When it comes to selling a primary home, taxpayers can benefit from the exemption for buying a main residence, which allows them to avoid paying capital gains tax (CGT) on the sale. However, certain scenarios can prevent taxpayers from applying for this exemption. It’s important to be aware of these situations to ensure eligibility for the exemption. Let’s explore four common scenarios that can cause problems with the exemption:

1. The Property is Not a Dwelling

To qualify for the exemption, the property must be a dwelling. This means it must be used wholly or mainly for residential accommodation, such as a house, an apartment, a caravan, or a houseboat. A vacant block of land does not qualify as a dwelling and therefore, does not qualify for the exemption. Similarly, if the property is used for non-residential purposes, such as running a business, renting it out, or flipping it, the exemption may not apply.

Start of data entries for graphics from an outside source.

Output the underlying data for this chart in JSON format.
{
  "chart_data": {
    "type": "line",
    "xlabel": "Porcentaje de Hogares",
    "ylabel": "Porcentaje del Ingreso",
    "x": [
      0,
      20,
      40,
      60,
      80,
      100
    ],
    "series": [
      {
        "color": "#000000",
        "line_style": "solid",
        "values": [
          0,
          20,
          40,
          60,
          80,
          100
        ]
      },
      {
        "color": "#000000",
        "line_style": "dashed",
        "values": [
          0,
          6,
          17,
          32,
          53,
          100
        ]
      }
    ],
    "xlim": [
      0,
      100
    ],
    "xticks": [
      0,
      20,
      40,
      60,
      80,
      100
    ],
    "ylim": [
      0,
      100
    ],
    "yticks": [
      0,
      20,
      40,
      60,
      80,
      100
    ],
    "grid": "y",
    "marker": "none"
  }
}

2. The Property is Not the Main Residence

To qualify for the exemption, the property must be the taxpayer’s main residence, their partner, and their dependents. This means that they must live on the property and treat it as their home. Factors that indicate whether a property is the main residence include:

  • The taxpayer and their family live in it
  • Their personal belongings are in it
  • It is the address their mail is delivered to
  • It is their address on the electoral roll
  • Services such as gas and power are connected

The length of time the taxpayer stays in the property and their intention to occupy it as their home may also be relevant. It’s important to note that if the taxpayer owns multiple properties, they can only nominate one as their main residence at any time.

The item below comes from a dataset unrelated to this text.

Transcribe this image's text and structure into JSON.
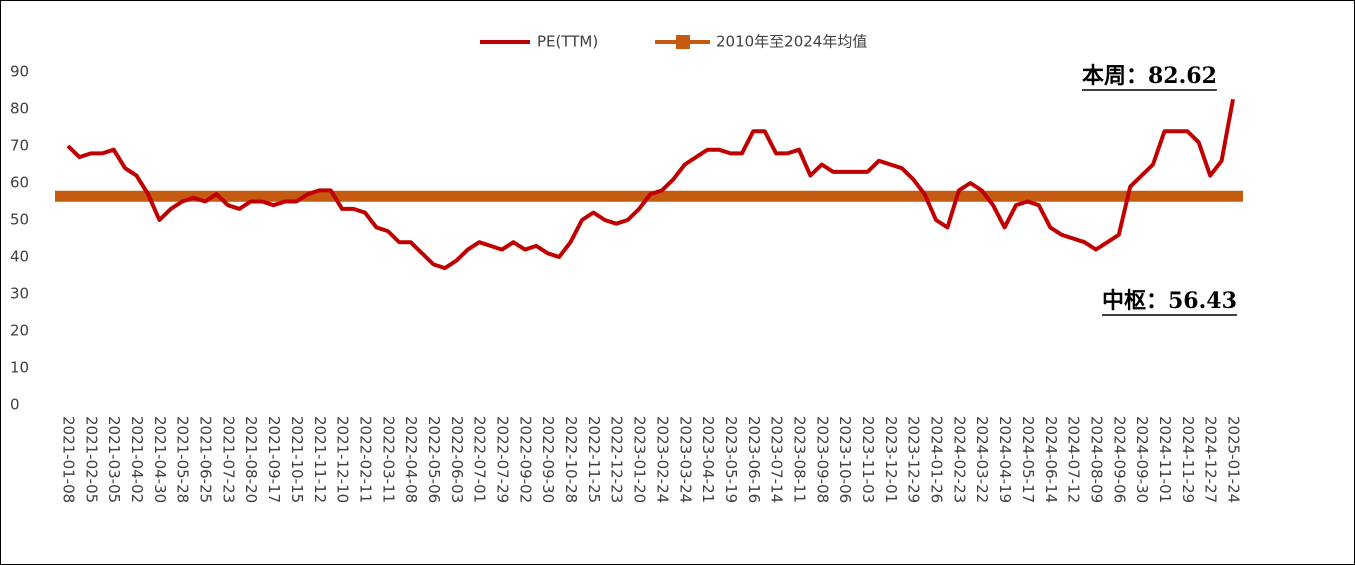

3. The Property is on Land of More Than 2 Hectares

The exemption for buying a main residence applies to properties on land of 2 hectares or less. If the land exceeds this limit, the exemption may only apply to a part of the property. In such cases, the taxpayer must apportion the capital gain or loss between the exempt and non-exempt parts of the property based on their respective market values.

4. The Taxpayer is a Foreign Resident

To qualify for the exemption, the taxpayer must be an Australian resident for tax purposes at the time of selling their property. If they are a foreign resident at that time, they may not be entitled to claim the exemption. This rule applies even if they were an Australian resident when they bought or lived on the property.

These are some of the common scenarios that can prevent taxpayers from applying for the exemption for buying a main residence. Taxpayers must be aware of these situations and seek professional advice if they are unsure about their eligibility for the exemption.